Derby Heroes: Graeme Sharp
The series continues with the Club's post-war leading goalscorer.
There aren’t many more worthy candidates in our ‘derby heroes’ series than Graeme Sharp.
The Scot netted on seven occasions in three different competitions against our neighbours, including ‘that’ goal to end a 14-year wait for a win at Anfield.
Most memorable moment: A regular on the scoresheet in derbies, Sharp’s most memorable goal came at Anfield in October 1984. He controlled exquisitely, took the ball around Mark Lawrenson and smashed home from 25 yards. The strike sparked scenes of jubilation among Blues around the ground, with a number of fans invading the pitch to celebrate with Sharp.

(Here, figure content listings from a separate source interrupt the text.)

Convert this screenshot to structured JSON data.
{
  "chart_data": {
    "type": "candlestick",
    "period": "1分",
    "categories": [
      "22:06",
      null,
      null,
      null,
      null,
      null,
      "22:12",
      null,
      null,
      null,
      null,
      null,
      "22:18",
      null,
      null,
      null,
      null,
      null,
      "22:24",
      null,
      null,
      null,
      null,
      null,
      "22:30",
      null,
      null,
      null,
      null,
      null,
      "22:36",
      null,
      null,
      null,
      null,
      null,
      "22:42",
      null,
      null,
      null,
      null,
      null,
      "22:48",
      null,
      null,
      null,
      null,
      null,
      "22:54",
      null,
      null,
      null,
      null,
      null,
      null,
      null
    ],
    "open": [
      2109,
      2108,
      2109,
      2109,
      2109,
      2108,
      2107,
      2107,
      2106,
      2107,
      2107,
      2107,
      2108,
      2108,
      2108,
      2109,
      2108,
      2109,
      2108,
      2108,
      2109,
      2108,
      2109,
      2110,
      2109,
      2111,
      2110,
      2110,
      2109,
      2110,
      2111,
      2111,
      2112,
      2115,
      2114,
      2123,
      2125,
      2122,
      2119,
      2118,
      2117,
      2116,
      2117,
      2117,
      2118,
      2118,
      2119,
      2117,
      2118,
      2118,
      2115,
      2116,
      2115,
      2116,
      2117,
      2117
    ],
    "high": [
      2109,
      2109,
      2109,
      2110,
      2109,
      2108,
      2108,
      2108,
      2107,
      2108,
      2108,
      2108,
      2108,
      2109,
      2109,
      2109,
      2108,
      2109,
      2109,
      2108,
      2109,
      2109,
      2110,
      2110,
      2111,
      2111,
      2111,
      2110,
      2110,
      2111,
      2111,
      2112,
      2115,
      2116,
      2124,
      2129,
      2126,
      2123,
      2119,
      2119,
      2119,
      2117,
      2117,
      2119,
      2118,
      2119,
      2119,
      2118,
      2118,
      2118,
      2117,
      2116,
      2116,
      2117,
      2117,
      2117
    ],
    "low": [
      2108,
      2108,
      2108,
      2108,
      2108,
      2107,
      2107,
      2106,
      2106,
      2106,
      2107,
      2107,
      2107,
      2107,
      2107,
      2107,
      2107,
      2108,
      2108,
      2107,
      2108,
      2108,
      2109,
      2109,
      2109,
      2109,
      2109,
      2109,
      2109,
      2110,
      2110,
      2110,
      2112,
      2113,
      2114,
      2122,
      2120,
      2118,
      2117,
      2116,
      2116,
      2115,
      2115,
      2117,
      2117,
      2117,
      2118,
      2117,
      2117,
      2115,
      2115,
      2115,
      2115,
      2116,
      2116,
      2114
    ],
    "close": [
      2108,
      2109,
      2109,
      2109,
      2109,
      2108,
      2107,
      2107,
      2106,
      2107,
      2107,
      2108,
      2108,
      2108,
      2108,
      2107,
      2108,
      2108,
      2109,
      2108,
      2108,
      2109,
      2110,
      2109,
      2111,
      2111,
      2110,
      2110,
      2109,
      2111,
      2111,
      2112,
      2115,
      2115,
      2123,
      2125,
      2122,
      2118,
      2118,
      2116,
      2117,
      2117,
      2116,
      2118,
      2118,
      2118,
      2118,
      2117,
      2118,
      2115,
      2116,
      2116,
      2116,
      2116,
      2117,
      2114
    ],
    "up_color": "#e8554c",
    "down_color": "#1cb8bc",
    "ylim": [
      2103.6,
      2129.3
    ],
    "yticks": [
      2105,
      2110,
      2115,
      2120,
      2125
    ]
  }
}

Sharp made 447 appearances during a fruitful 11-year spell with the Blues.
He ensured his name would be forever remembered at Goodison by scoring 159 goals on the way to winning two league titles, one FA Cup and one European Cup Winners’ Cup.
Originally signed by Gordon Lee for £120,000 in 1980, it wasn’t all plain sailing for Sharp who initially struggled to establish himself as a first-team regular during his maiden season.
The appointment of Howard Kendall sparked Sharp’s Everton career into life, with the Scot repaying the manager’s faith with 15 goals in 29 league games. His record in front of goal continued to flourish over the next nine years.
Sharp was eventually sold to Oldham Athletic for £500,000 in 1991, but has remained close to Everton – he is currently the the Club's fans’ liaison officer and a regular radio pundit on Blues’ fixtures up and down the country.
In 2004, as part of the Club’s 125-year anniversary celebrations, fans selected Sharp in the ‘Greatest Ever Everton Team’.
Sharp remains the Club’s record goalscorer post-Second World War – his record of 159 goals for Everton is only bettered by the late, great Dixie Dean.
Sharp finished as Everton’s top goalscorer on four occasions - in 1981/82, 82/83, 84/85 and 87/88 – and a fine example of his predatory instincts came during a win at Anfield in 1984 when he netted the goal that secured all three points for the Blues and one which later won the Club’s goal of the season accolade.
His match-winning contribution ended a 14-year wait without a victory at Anfield and also set Everton on their way to an eighth league title – breezing past their nearest rivals Liverpool who finished 13 points behind their Mersey neighbours.
While Sharp’s ability in the penalty box was unquestionable, his work in creating goals for his teammates was perhaps, at times, overlooked.
Strikers such as Gary Lineker, Andy Gray and Adrian Heath all enjoyed successful spells with Everton after forming prosperous partnerships with Sharp.
Lineker said: “Graeme is certainly right up there with the best I’ve played with. He had good close control, he was powerful and if you add unselfishness and a willingness to work hard, then you’ve got a tremendous centre-forward.”
Sharp made a total of 12 appearances for Scotland, notching one international goal in the process.
His all-too-brief international career peaked with a goal against Malta – but a trip to Mexico for the 1986 World Cup ended in disappointment.
After an impressive campaign with Everton, Sir Alex Ferguson, who was manager at the time, favoured other options up front. This restricted Sharp to just one appearance and resigned Scotland to an early exit from the tournament.
NO DERBY DOUBTS
Sharp grew up surrounded by the intense rivalry between Glasgow Rangers and Celtic. His reservations of whether or not the Merseyside derby could compare were soon erased ahead of his first taste of the fixture in 1982.
“The build-up was unbelievable,” Sharp recalled. “Despite the warnings from the local lads, the demand for tickets took me completely by surprise.
"I recall sitting in the dressing room at Goodison feeling nice and relaxed and looking forward to my first taste of it. But, as we walked up to the tunnel and out onto the pitch, the noise that reverberated around the stadium nearly knocked me off my feet. It was absolutely incredible.
“We were playing in front of 51,000 – by far the biggest gate I’d played in front of. For the first 10 minutes or so, I literally couldn’t hear any of the players such was the volume in the terraces.”